If you want to grow your business during uncertain times, you need to navigate the difficulties associated with unpredictability, multiple unknowns, and the critical demand to stay agile – all while keeping the customer relationship central. It’s time to start asking: What types of relationships do you want with your customers? And more importantly, what types of relationships do they want with you?
Nearly all buyers (86%) are willing to pay more for an excellent customer experience, and a recent study found that the customer experience is on track to overtake price and product as a key brand differentiator. Achieving a competitive advantage relies on building stronger relationships and experiences through an adaptive mindset.
The word adaptive is defined as the “capability to thrive in changing circumstances.” If you want to grow faster, become a market leader or reinvent existing markets, it’s time to start asking better questions and leveraging the right data to rebuild the way your organization operates.
You don’t need more data … you need better questions
Most companies know there is no shortage of data, but uncovering valuable insights from that data is the key to success. The article titled “Big Data: Are We Making a Big Mistake” published by the Financial Times explains:
“As with so many buzzwords, ‘big data' is a vague term, often thrown around by people with something to sell. … But big data does not solve the problem that has obsessed statisticians and scientists for centuries: the problem of insight, inferring what is going on, and figuring out how we might intervene to change a system for the better.
‘We have a new resource here,’ says Professor David Hand of Imperial College London. ‘But nobody wants “data.” What they want are the answers.’”
So how do you find the answers?
Businesses are grasping at strategies, tools, and technologies that promise confident answers in a fundamentally uncertain environment, yet big data is only useful if it’s answering the right questions. And only people know how to ask the right questions. Data by itself is not intelligent.
Leading futurist Eamonn Kelly explains that “Every decision we make is influenced by knowledge (known facts and experience) and judgment (perceptions or ‘mental maps’). If our maps are wrong, our judgments are wrong.”
So, it’s time to start asking: Are our maps wrong? And if so, how can we get closer to the truth?
In order to ask better questions, you must have an adaptive mindset. But in order to have an adaptive mindset, you must be curious. You can’t keep asking the same questions over and over again – you need to start reframing how you think about the customer and your goals.
Tear everything down, so you can build it back up again
If you want to build a competitive advantage, stay at the forefront of your industry and keep agile, you need to be willing to tear everything down so that you can rebuild.
The article “Changing the View of ROI to VOI,” published by Gartner Research, explained that:
“‘Value on Investment’ is transformational in nature, and competitive advantage is the expected result. … Competitive advantage resets the rules of engagement, makes markets, and moves you ahead of your peers.”
Securing this competitive advantage requires you to examine your current way of looking at opportunities and becoming more agile and adaptive.
The challenge is that many companies are operating in silos, and data isn’t flowing freely. This creates disparate data and KPIs that are disconnected between departments. Organizations need to tear down silos and allow data to flow freely. A single source of truth is required to better understand customers and cultivate information to create stronger customer relationships. People from different parts of the organization need the ability to cross-pollinate information to help each other.

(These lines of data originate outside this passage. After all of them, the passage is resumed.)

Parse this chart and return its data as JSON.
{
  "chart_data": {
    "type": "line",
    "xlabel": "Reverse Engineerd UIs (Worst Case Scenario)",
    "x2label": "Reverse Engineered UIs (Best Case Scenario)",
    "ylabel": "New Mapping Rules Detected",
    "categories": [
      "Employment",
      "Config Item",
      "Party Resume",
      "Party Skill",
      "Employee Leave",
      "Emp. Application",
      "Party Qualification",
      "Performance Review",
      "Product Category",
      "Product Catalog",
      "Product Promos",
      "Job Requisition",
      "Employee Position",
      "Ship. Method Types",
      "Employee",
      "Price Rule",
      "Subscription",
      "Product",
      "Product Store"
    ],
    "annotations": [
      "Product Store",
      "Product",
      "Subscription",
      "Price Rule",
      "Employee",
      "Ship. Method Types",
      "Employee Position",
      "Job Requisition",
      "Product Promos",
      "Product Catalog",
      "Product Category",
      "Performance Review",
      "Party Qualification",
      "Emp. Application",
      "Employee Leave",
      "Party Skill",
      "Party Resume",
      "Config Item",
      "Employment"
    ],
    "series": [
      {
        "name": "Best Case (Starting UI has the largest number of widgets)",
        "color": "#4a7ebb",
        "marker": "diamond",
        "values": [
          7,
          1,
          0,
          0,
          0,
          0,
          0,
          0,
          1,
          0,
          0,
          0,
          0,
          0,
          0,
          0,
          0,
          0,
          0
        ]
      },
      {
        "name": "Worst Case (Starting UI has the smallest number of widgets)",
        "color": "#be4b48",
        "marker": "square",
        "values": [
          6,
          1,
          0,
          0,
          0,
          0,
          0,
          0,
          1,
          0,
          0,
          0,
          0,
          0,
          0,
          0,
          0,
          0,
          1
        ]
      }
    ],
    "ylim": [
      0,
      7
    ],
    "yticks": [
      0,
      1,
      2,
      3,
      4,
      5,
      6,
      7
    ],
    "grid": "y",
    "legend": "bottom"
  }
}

Move beyond a historical perspective
Companies are often focused on their specific vertical, but there are lessons to be learned from outside your industry. Take lessons from other industries, and apply them to your customers. Find these “connections” by looking at leaders in other markets and asking what makes them successful? Are there lessons that can transfer to your business?
Also, consider dropping the “outside-in” approach in which you take a historical perspective about understanding the customer experience. This approach is focused on what the company thinks the customer wants. However, what you think customers want and what they really want can be hugely different. An “inside out” approach listens to the voice of the customer, including their expectations, preferences, and aversions. This helps you stay agile and get in alignment with your customer's true needs.
Navigating the future with success
Embracing an adaptive mindset requires you to take on what companies fear the most: navigating an uncertain future. Many companies are focused heavily on solving for the “known,” but true success lies in solving for the “unknown.”
The future favors the adaptive, and when you get more agile, you will secure a competitive edge. Success will be achieved through greater visibility, truer insight, and more control over the factors that matter most to your brand. However, you must start by getting more curious, asking new questions, and harnessing insights that were previously undiscovered in your data.